The most stars in a known system are seven, and eight seems like the theoretical maximum. But it is possible that in extreme situations stable systems with more than seven stars might be theoretically possible.
Part One of Four: Stable Star Systems are Hierarchical.
In stable star systems the orbits of individual stars and pairs of stars are arranged in a hierarchical order.
The two stars in a pair will orbit each other more closely than any other pairs or single stars will. A planet or star or pair of stars will have to orbit a pair of stars at a distance of at least a few times their separation in order to have a stable orbit. That is the reason for the hierarchical orbit types discussed in the article.
Part two: The Ultimate solar System and its limits.
There is a blob by astronomer Sean Raymond called PlanetPlanet, with a section called The Ultimate Solar System, where Raymond designs plausible imaginary solar systems, the goal to be a system with the maximum possible, though statistically very rare and improbable, number of habitable planets.

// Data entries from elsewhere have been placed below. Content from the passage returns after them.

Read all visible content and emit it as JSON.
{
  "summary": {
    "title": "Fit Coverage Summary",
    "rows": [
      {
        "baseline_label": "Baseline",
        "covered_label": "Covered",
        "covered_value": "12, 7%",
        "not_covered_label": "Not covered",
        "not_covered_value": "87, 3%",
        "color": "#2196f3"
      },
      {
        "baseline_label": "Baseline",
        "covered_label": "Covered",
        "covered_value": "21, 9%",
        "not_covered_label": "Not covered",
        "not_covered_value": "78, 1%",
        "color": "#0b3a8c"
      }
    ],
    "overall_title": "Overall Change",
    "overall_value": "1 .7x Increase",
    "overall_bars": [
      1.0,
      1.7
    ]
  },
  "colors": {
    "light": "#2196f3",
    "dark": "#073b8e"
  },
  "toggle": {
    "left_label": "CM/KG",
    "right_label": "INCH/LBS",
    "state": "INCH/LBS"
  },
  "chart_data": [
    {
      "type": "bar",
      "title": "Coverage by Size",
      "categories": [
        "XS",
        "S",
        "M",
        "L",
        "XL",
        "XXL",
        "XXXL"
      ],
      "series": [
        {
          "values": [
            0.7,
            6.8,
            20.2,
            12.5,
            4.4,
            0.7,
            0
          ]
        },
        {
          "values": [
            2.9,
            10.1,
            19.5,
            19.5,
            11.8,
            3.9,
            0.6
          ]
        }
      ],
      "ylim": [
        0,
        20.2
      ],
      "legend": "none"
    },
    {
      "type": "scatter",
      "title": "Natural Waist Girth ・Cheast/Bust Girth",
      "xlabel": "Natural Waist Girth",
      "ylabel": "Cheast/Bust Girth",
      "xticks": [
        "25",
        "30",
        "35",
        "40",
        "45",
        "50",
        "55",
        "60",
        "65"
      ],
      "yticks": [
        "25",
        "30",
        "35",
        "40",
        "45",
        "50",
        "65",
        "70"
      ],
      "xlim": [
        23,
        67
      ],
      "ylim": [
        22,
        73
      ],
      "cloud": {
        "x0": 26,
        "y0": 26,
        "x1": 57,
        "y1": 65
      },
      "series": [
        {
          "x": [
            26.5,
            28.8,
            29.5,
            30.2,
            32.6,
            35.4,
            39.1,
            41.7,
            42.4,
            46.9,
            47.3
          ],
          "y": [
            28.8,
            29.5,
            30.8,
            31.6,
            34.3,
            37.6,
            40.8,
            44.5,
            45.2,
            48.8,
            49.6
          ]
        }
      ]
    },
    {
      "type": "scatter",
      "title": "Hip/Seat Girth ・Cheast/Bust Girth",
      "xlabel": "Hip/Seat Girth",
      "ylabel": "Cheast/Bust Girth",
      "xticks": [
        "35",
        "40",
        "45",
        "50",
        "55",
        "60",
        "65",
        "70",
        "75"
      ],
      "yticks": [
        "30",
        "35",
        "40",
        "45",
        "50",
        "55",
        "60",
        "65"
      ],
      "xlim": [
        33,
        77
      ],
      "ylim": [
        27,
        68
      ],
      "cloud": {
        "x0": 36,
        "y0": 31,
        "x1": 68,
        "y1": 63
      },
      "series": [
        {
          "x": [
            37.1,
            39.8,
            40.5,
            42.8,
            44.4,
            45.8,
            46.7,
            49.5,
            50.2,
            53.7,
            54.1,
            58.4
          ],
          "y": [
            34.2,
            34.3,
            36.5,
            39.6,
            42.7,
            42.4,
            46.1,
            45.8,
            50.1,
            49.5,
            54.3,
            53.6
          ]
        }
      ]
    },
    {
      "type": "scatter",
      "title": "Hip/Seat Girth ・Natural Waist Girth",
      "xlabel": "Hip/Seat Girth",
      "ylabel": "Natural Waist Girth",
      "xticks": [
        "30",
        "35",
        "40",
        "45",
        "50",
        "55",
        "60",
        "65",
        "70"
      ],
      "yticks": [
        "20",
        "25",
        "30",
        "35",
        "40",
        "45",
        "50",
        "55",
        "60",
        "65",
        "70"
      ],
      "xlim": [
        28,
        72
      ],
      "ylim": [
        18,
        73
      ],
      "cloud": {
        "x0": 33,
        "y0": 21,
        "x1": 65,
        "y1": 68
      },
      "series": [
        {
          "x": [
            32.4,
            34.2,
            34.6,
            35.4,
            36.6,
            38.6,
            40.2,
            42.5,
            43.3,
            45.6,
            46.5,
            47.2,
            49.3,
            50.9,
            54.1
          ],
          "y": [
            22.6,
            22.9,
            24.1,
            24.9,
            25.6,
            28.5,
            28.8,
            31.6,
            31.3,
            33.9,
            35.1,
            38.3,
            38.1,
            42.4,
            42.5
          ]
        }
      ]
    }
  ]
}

So Raymond tries putting the greatest possible number of planetary orbits inside the circumstellar habitable zone of a single star. He tries trojan systems, with two or three planets sharing an orbit. He tries putting giant planets in the circumstellar habitable zone of a star, with several giant moons large enough to be habitable orbiting each giant planet.
Then he tries assembling more and more stars into the system, each with as many habitable planets as possible.
In "part 6: A system with many stars" he designs his masterpice, a system with 16 stars arranged in a hierarchy of 8 binary stars arranged in 4 quatenary stars arranged in 2 octenary stars, and a total of 384 to 576 habitable worlds.
And in the next post, "The biggest tragedy in the history of the universe" he describes how such a solar system would be torn apart and most of the once habitable worlds collide with other planets, fall into a star, or be ejected into the cold of interstellar space.
The two 8 star systems making up the 16 star system would have to be spaced so far apart that galactic tital forces, and the gravity of passing star systems, would turn their once almost circular orbits more and more elliptical. This effect would trickle down to the four star systems and the pairs of stars, and eventually the orbits of all the planets would be disrupted.
Here is a link to an article on the subject:
So if that is correct, a system with a four level hierarchy and with at most eight stars would seem to be the limit.
And as a matter of fact, the two known systems with the most stars are believed to be septenary systems with seven stars, Nu scorpii and AR Cassiopeiae.
Part Three: Possible Exceptions.
I suggest that if a star system was alone in the universe, or at least floating in intergalactic space hundreds or thousands of light years or parsecs from the nearest other star, a system with many more than eight stars should be dynamically stable.
And Raymond spaced the stars in each basic binary pair of his ultimate solar system far enough apart that each star could have planets in its habitable zone. But if the stars in each pair were spaced a fraction that far, too close to have planets orbiting each star, then the two sets of eight stars could also orbit each other much closer, perhaps close enough to avoid disruption.
So if it is not required that the pairs of stars are spaced far enough apart to have plantary systems, the whole 16 star system might be tight enough to avoid disruption and have stable orbits. Of course such a vast solar system without any planets would seem like a waste to science fiction fans, but it might be physically possible.
Part Four: Rings of Stars.
However, there is one way way it is theoretically physically possible for a star system to have more than seven or eight stars in stable orbits.
"The Ultimate Engineered Solar System"
features a star with a ring of planets sharing the same orbit. Actually several rings of planets in the stars habitable zone. Raymond says that between 7 and 42 astronomical objects can share a stable orbit if they have equal mass and are equally spaced along the orbit. An arrangement which would probably have to be created by a super advanced civiization instead of happening naturally.
His source is this paper:
And in another post: "The Million-Earth Solar System"
Raymond designs a hypothetical system with a giant black hole with one million times the mass of the Sun, and with a ring of stars around it. In one version their is a ring of 9 stars and the many rings of habitable planets orbit the black hole outside the ring of stars. In another version there is a ring of 36 stars and the many rings of habitable planets orbit the black hole inside the ring of stars.
So theoretically a supermassive back hole could be orbited by one or more rings of normal mass stars, each ring having 7 to 42 stars.
Apart from that theoretical possibility, I think that probably 8 stars are the most possible in a naturally forming star system to have long term stability if that star system orbits within a galaxy and is subjected to strong tidal forces from other stars.